ACT eyes cloud with government-wide Oracle deal

The 2019-20 territory Budget also includes building a digital health record, funding for modernising government IT, making more government services available online, and continuing the roll out of laptops to public secondary school students.
Written by Asha Barbaschow, Contributor

The Australian Capital Territory (ACT) will be implementing a whole-of-government licensing deal with Oracle, for an upfront investment of AU$3.7 million.

As detailed in the territory's 2019-20 Budget, the government is hoping to improve its overall digital capability and service delivery by centralising technology licensing governance and "developing a strategy for key digital functionality to be managed through cloud-based services".

Expecting the total spend over four years to be just over AU$7.1 million, the Oracle investment will be partially offset by licence fees currently paid by the government.

SEE ALSO: Oracle may face challenges migrating customers to cloud, says survey

The Budget documents detail AU$222 million over four years invested into the government's digital capabilities. The big ticket item is a new digital health record for the ACT.

AU$70.3 million in capital will go towards the program over four years.

It will see the territory procure and implement the digital health record for government-funded public health services and is expected to provide a single point of reference for patient clinical records. The territory has touted this as "supporting more consistent care and effective case management by replacing current electronic and paper-based systems".

As the strategy explains, the record will be a "single, comprehensive, contemporary, trusted, real-time person-centred clinical record" that can be accessed by all members of the treating team regardless of physical location.

The ACT said it will focus on interoperability and integration with the national My Health Record system and other national Digital Health services to support the sharing of information with patients and other providers.

SEE ALSO: More than 2.5 million Australians have opted out of My Health Record

The territory hopes to also align its ACT Health Core IT Systems with the Digital Health Strategy, which released last month sets out a handful of priorities and objectives to guide the development of future health services across the public healthcare system.

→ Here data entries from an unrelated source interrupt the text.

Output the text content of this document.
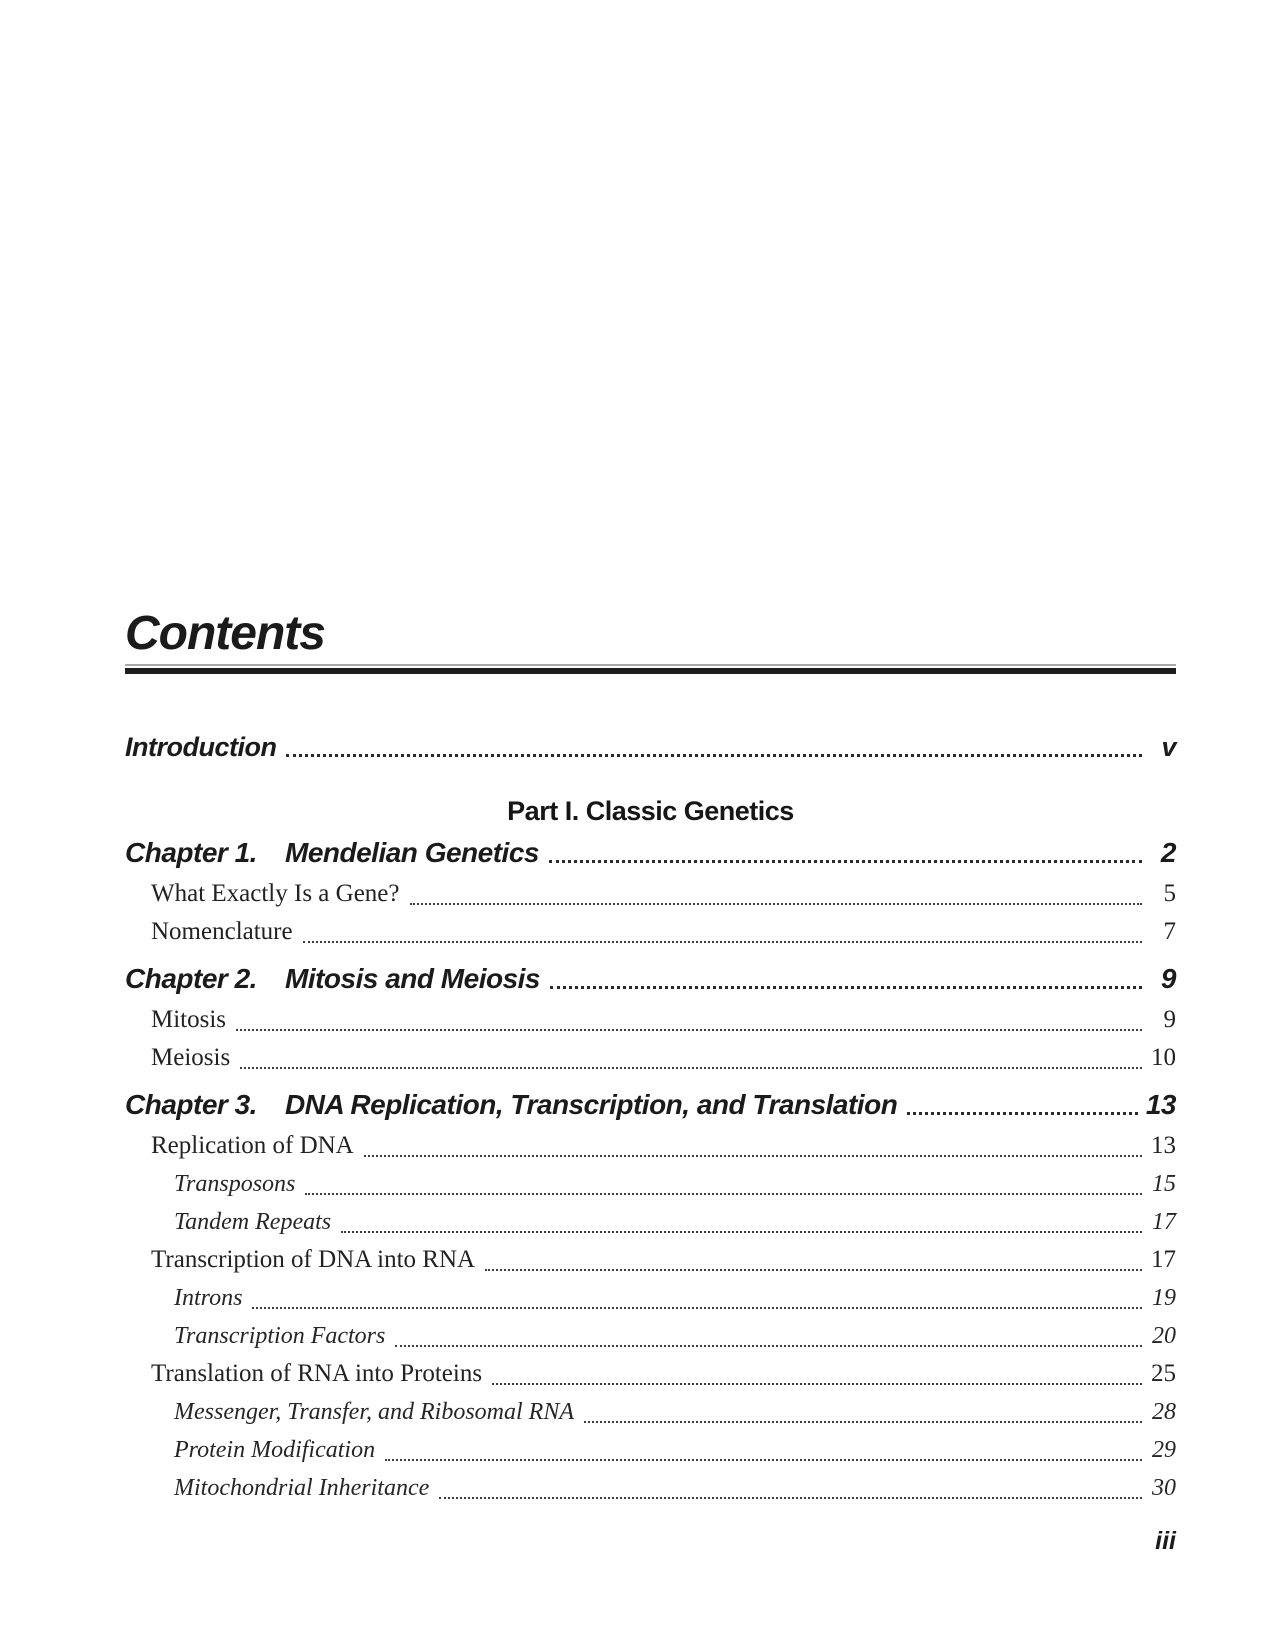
Contents
Introduction	v
Part I. Classic Genetics
Chapter 1.	Mendelian Genetics	2
What Exactly Is a Gene?	5
Nomenclature	7
Chapter 2.	Mitosis and Meiosis	9
Mitosis	9
Meiosis	10
Chapter 3.	DNA Replication, Transcription, and Translation	13
Replication of DNA	13
Transposons	15
Tandem Repeats	17
Transcription of DNA into RNA	17
Introns	19
Transcription Factors	20
Translation of RNA into Proteins	25
Messenger, Transfer, and Ribosomal RNA	28
Protein Modification	29
Mitochondrial Inheritance	30
iii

Still on health, the Drugs and Poisons Information System will also be updated to provide real-time prescription monitoring.

For a total cost just shy of AU$10 million, the government will be making more government services available digitally.

Access Canberra will also receive another AU$2 million as the government aims to "make accessing services more seamless for Canberrans and meet growing demand to do business with government online".

With AU$32.4 million allocated over four years, the government will roll out a new whole-of-government human resource information management system.

"This initiative is expected to generate future efficiencies through additional functionality and increased automation," the Budget papers say.

The ACT Land Titles system will be undergoing a modernisation project with a total of AU$3.7 million allocated to add functions to the new system to allow for historical document searches, a "Title Watch" notification service, and the delivery of e-Conveyancing.

The government will also spend AU$24.8 million over the next four years on transitioning directorates to the new Dickson and Civic Office Buildings, with the funds to go towards delivering fit-out and IT infrastructure that "support more efficient work practices such as digital record-keeping and activity-based work".

The ACT will be continuing the roll out of Chromebook laptops to public secondary school students, with AU$1.9 million to be spent this financial year.

With AU$1.5 million over three years, the government will establish a Future Skills for Future Jobs grants program to support industry projects that help increase Australian Apprenticeship commencements in the ACT. This initiative will see matched contributions from the Commonwealth through the National Partnership on the Skilling Australians Fund.

Still on education, the Canberra Institute of Technology will have its IT systems modernised, which will see AU$5.5 million used to replace physical infrastructure at the Bruce and Fyshwick campuses which has reached end of life, and the construction of a new IT platform and environment to better support digital learning.

Free public Wi-Fi services will continue to be rolled out in town centres and specific public places across the territory, with the government saying the cost of this initiative will be offset by funding provisioned for the Wi-Fi network in the 2018-19 Budget.

AU$600,000 over four years will also go to the territory's existing initiative to boost government digital security.

Meanwhile, in the Tasmanian Budget handed down late last month, the state allocated a total of AU$15.3 million in 2019-20 for spending on IT.

Major infrastructure projects include the Digital Transformation Priority Expenditure Program, which was given AU$10 million to add to its target of upping digital capability within government.

The state's Digital Transformation Project Unify initiative was also handed AU$2.3 million and the Fisheries Integrated Licensing Management System will continue with AU$1.7 million.

Project Unify is hoping to upgrade a number of "disparate, disconnected, and ageing" Police IT systems that support policing operations and external clients.

Digital transformation projects at the Departments of Health, Communities Tasmania, Justice, Police, Fire and Emergency Management, Premier and Cabinet, and Treasury and Finance are currently underway, with the government saying in its Budget documents that these projects will result in the provision of improved services to the community and deliver public sector efficiency and productivity benefits.